Specifically, Ford cites what’s seen as “a little bit of chipping away” at producers’ fees and reduction in series volume – “You might have got 10 episodes before, now you might get eight, or six,” he explains – as current concerns of the membership, but he also takes care to frame them as part of what was a transitional year for every sector of the unscripted content industry.
Challenges aside, Ford is also quick to point to the health of the unscripted TV business, as reflected in a recent study conducted with consulting firm Mishkin Associates, which billed unscripted programming in the U.S. as a US$3.9 billion industry. Other recent surveys conducted by the NPA across its membership depict the rapid growth of the industry in recent years, and in turn, that growth’s impact on the production community, as represented by the NPA. (Click the link below to see the assorted survey results.)
The surveys, covering the five-year period between 2010 to 2014, reflect an industry that has virtually exploded, with the average number of hours produced by member companies annually rising from 65 in 2010 to 97 in 2014, and mean company revenues rising from $24 million in 2010 to $41 million in 2014.
Through the survey process, the NPA has also examined the health of the unscripted business in the U.S. through the lens of average hourly wages, and the ratio of freelance workers to full-time workers. Wages can run the gamut from $17.46 per hour for production assistants, to $54.63 hourly for a producer, to a peak of $102.50 per hour for a co-EP.
The ratio of full-time employees to freelancers, meanwhile, stands at approximately 5:1, according to the NPA survey.
“On the labor front, one of the things we found in our survey is that production revenues grew by about 170% over that five year period, while labor costs went up 178%,” adds Ford. “So labor, as a line item, has been going up faster than overall revenues, which I think stands to reason if you look at it anecdotally.

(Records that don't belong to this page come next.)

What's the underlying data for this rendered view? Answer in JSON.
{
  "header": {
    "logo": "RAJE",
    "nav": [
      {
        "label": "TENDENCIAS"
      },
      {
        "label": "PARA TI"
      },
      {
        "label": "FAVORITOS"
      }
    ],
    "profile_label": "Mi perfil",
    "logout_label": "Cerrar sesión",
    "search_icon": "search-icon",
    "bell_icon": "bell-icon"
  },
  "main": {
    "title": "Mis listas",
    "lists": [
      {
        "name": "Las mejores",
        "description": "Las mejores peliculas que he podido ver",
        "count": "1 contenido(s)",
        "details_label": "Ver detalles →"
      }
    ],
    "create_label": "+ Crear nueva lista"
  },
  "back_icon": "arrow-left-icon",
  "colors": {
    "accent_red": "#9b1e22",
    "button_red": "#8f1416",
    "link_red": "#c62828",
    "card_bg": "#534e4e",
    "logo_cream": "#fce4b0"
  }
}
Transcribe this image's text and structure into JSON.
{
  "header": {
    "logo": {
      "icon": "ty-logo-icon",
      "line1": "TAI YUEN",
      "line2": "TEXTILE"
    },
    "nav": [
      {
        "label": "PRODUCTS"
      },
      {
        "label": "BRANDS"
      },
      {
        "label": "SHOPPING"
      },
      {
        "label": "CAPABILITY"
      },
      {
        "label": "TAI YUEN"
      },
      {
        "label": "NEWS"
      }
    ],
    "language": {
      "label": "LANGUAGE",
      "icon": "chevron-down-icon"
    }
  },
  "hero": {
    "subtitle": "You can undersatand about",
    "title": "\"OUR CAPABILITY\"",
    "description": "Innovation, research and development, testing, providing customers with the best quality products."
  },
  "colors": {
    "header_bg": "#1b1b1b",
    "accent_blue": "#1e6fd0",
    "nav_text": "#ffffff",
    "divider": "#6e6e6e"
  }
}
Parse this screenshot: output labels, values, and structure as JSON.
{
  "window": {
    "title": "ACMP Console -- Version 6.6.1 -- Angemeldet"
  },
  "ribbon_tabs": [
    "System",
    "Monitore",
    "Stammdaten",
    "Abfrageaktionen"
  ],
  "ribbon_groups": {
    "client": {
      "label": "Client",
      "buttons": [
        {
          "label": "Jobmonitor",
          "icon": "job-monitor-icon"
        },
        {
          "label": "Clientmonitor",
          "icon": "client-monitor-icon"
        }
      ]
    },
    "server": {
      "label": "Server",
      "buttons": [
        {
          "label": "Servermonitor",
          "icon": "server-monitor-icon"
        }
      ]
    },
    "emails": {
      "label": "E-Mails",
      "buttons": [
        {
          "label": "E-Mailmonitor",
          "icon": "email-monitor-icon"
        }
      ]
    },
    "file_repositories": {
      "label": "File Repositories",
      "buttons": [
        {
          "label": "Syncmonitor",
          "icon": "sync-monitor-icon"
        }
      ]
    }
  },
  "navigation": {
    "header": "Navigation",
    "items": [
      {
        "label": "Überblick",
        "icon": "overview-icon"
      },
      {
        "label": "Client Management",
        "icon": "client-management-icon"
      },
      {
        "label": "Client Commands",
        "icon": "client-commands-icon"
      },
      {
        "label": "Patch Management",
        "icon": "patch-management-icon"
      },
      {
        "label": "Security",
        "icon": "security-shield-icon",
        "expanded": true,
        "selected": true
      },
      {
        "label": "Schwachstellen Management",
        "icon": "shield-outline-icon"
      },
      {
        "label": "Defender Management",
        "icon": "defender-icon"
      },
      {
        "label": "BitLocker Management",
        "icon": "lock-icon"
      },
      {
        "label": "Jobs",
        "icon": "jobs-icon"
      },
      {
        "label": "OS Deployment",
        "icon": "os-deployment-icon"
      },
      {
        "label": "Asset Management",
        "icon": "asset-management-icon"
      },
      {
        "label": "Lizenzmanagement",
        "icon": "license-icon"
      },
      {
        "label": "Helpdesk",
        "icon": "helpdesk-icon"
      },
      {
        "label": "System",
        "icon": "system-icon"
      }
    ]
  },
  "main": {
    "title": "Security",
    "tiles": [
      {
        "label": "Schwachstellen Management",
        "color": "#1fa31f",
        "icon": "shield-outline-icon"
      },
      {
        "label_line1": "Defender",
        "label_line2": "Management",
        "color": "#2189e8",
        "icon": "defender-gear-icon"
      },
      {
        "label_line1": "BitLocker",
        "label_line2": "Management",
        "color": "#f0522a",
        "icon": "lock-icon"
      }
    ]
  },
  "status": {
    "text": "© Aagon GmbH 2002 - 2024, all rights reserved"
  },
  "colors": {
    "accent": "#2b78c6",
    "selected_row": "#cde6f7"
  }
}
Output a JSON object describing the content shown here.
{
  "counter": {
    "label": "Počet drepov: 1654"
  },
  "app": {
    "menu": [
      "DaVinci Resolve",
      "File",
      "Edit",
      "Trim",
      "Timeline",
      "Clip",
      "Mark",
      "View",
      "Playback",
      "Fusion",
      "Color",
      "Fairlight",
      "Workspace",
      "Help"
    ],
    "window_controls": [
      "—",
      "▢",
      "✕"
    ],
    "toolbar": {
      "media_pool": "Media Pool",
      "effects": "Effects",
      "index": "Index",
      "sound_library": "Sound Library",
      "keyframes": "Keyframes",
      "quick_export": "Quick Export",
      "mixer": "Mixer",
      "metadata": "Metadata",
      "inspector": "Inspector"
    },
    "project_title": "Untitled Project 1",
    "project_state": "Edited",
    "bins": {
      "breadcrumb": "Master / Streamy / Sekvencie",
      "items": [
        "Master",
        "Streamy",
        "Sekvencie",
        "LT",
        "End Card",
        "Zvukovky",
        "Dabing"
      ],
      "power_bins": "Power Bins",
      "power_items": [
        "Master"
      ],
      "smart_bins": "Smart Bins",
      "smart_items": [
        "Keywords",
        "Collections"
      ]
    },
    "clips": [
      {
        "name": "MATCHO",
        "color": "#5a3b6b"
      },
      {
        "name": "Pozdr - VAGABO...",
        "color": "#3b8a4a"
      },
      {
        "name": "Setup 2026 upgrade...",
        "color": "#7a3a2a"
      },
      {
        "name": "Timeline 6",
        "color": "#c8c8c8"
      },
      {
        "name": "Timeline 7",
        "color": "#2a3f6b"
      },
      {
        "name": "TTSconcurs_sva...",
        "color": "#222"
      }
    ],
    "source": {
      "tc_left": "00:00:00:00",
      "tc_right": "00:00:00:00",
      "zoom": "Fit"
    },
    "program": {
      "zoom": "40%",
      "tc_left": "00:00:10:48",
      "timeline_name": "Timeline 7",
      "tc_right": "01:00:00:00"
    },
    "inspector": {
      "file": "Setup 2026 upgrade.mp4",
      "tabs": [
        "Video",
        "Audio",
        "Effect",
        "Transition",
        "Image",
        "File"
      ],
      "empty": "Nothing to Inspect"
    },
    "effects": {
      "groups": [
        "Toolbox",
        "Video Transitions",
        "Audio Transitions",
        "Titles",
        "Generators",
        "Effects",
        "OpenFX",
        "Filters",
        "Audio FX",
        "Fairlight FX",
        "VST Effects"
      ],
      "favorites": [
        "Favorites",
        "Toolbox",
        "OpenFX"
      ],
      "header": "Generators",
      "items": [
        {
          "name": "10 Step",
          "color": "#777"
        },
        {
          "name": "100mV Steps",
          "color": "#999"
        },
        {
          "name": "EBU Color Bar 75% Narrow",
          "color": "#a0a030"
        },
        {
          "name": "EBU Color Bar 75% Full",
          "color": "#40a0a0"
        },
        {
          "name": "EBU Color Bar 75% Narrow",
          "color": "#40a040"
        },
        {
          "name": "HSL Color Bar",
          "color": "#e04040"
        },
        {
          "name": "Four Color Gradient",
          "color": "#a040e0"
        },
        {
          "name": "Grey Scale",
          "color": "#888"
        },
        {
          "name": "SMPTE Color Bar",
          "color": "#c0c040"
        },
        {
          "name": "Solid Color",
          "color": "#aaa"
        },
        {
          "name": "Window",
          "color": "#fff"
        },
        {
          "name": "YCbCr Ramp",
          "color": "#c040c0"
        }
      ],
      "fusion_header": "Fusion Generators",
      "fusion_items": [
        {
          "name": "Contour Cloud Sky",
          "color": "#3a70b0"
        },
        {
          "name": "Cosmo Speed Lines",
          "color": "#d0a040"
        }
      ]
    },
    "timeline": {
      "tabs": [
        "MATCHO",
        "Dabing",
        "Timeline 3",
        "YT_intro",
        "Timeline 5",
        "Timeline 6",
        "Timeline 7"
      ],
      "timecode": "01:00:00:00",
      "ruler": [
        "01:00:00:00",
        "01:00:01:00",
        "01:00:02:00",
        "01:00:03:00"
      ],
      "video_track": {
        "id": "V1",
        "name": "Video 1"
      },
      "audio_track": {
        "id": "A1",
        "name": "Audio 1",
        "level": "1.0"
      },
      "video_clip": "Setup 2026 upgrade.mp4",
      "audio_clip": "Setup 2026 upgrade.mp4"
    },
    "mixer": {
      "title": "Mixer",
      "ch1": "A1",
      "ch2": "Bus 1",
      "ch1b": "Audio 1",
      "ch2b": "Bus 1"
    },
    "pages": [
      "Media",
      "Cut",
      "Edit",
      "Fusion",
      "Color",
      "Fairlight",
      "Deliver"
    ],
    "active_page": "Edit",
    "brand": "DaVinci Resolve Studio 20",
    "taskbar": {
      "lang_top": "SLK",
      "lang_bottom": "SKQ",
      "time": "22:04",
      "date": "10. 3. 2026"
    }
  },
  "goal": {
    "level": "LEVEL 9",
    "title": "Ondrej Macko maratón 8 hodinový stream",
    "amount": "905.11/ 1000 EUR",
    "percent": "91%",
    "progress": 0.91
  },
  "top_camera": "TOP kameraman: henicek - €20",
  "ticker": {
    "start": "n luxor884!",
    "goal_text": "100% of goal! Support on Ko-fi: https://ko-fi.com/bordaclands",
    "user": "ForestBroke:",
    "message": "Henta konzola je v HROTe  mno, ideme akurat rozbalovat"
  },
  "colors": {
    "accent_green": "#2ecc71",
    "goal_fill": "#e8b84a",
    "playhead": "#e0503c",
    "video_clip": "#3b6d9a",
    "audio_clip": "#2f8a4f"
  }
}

“We encourage our members to provide opportunities for growth, training programs – so if someone goes in as an assistant editor they can see a path to becoming an editor. That’s important to the success of a company. Another thing is that our companies are pretty young. If you look at the number of hours produced over that five-year period, it’s an industry that’s grown very big, very fast. So people have had to get more sophisticated about how they operate their shops in a very quick time, while they’re growing their businesses, and that’s difficult.”
This interview has been edited and condensed for clarity and length.
What else are you hearing from your membership about the challenges it has faced over the past year?
One thing that people are reporting back is that network executives don’t seem to have as much confidence in commissioning as they did, say, three or four years ago. That speaks directly to how difficult it is to mount a hit these days, because there’s so much competition for viewers’ attention compared to what there was five years ago. It’s not unlike what broadcasters were experiencing in the 1990s, when cable was going through its exponential growth. That phase scared the heck out of broadcasters because suddenly the definition of a hit was different, and I think that’s changing now for cable.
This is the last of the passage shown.